El Sorprendente Origen de Este Animal

 En 1890, el explorador galés H Morton Stanley, más conocido por apropiarse de buena parte del Congo por encargo del infame Leopoldo II de Bélgica, dejó por escrito en su diario lo extraño que le resultaba que los nativos de la parte norte del país no mostraran el menor asombro por los caballos de su expedición, que causaban verdadero estupor en otras regiones del Congo. Los nativos de la tribu Wambutti le dijeron que en sus selvas habitaba un animal similar, pero de menos tamaño, que conocían como o’api.
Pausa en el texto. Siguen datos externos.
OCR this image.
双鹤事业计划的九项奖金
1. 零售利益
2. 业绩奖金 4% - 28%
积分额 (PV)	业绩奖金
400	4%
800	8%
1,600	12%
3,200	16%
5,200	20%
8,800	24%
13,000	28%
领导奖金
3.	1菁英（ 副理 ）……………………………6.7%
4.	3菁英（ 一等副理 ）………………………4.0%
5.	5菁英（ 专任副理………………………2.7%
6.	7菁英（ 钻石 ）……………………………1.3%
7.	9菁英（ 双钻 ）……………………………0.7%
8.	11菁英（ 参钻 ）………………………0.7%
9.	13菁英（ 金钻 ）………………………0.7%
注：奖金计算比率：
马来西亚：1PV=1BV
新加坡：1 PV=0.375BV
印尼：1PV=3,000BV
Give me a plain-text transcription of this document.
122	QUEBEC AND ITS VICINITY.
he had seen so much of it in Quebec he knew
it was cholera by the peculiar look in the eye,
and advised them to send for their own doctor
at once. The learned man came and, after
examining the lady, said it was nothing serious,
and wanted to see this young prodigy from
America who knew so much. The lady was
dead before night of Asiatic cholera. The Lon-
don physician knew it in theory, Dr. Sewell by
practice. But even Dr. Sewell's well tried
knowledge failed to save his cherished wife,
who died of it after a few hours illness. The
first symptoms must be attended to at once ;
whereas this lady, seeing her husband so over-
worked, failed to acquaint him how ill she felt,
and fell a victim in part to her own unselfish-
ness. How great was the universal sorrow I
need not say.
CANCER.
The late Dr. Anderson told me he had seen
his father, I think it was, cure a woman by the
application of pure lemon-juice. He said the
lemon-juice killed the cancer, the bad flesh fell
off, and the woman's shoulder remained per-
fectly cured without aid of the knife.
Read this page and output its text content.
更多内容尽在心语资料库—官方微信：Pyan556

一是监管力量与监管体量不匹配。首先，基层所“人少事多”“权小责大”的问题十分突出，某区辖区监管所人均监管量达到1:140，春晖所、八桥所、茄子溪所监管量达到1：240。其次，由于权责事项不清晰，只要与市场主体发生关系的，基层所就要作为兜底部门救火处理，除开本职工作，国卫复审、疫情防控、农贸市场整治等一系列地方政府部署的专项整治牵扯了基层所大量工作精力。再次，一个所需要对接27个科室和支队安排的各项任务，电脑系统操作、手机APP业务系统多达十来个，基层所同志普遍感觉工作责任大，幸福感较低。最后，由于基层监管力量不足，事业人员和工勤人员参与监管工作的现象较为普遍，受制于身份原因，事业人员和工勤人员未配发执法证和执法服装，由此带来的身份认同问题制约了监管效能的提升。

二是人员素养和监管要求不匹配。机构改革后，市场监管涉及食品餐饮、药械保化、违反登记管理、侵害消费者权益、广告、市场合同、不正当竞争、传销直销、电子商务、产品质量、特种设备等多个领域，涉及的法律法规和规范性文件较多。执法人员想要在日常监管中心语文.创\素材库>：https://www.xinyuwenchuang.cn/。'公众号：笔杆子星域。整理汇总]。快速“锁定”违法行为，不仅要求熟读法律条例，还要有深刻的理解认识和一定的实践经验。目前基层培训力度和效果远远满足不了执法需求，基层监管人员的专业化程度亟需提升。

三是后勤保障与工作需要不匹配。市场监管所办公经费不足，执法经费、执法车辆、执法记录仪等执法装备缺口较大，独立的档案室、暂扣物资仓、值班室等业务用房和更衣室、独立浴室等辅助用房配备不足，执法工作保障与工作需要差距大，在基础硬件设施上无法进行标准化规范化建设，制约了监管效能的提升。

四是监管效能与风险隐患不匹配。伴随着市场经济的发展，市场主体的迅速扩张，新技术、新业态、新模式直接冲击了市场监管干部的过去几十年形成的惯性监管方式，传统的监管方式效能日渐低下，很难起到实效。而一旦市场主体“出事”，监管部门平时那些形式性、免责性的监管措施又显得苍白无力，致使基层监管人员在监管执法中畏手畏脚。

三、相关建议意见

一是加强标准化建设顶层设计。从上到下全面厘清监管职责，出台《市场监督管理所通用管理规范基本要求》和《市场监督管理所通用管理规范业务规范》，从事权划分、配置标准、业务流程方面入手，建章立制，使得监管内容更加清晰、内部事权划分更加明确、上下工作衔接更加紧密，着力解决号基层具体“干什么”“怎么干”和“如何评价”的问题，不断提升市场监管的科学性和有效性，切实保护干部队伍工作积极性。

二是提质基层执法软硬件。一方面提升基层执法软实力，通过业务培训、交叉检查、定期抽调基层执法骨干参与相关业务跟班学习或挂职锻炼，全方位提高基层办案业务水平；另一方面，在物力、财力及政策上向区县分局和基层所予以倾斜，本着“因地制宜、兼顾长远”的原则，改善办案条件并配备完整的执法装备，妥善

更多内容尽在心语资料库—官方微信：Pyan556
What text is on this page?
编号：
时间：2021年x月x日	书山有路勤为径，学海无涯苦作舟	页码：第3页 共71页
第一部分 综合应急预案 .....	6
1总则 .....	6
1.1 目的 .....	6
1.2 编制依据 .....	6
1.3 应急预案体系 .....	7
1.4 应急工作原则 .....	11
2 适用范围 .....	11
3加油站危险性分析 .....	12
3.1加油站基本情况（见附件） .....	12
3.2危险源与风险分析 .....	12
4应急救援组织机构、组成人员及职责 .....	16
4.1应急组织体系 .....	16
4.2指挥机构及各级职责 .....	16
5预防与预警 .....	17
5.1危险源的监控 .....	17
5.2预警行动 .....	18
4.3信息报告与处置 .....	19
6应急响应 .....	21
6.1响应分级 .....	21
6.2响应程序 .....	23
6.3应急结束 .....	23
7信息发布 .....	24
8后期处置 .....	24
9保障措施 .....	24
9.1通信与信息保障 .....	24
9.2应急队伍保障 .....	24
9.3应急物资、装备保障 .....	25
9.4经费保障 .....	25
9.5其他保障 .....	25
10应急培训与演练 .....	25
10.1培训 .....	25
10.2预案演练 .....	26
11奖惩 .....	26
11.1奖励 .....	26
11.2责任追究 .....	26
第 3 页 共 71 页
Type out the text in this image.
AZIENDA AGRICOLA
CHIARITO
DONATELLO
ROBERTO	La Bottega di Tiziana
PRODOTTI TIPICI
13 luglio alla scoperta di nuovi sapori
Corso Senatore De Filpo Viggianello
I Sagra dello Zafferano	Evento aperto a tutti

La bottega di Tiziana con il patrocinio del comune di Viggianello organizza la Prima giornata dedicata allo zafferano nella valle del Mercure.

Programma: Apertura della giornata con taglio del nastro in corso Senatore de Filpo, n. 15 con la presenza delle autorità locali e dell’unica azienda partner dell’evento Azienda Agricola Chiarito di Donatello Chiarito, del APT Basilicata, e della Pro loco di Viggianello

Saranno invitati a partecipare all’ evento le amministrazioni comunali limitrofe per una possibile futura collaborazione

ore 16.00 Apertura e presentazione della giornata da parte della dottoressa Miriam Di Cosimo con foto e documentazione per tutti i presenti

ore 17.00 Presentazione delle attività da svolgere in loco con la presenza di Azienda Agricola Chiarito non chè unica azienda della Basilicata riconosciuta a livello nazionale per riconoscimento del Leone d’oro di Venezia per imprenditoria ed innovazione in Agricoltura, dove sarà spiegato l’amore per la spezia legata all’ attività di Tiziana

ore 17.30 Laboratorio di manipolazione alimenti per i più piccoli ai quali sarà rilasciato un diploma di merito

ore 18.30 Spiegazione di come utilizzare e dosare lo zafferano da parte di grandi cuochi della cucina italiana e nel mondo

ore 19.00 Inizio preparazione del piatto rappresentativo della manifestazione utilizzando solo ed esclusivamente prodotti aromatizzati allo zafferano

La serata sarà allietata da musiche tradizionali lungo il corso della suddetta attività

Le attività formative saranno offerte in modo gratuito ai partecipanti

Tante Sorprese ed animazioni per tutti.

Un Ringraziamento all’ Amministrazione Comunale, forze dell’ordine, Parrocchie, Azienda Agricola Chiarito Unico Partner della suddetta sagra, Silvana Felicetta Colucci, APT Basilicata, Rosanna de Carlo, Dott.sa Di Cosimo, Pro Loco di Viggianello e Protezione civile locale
El relato pasó desapercibido para la mayoría de la gente, pero el botánico británico  Hamilton J , que ya había viajado a África con el propio Stanley, se sintió atraído por la historia y fue en busca de lo que consideraba, acertadamente, un animal que había sido olvidado por la ciencia. Tras varias expediciones Johnston logró hacerse con dos pieles del animal, aunque no logró verlo en ningún momento. En 1900 las llevó a la Zoological Sociey de Londres que las identificó como propias de una especie de la que no se tenía constancia. El hallazgo provocó un auge de las expediciones en busca del animal, una extraña mezcla entre cebra y jirafa, y se lograron capturar decenas de ejemplares, que acabaron en zoos de todo el mundo.

Aunque se conservan cientos de ejemplares en los zoológicos, el okapi sigue siendo una especie difícil de observar en libertad. Se estima que su población mundial es de entre 10.000 y 20.000 ejemplares.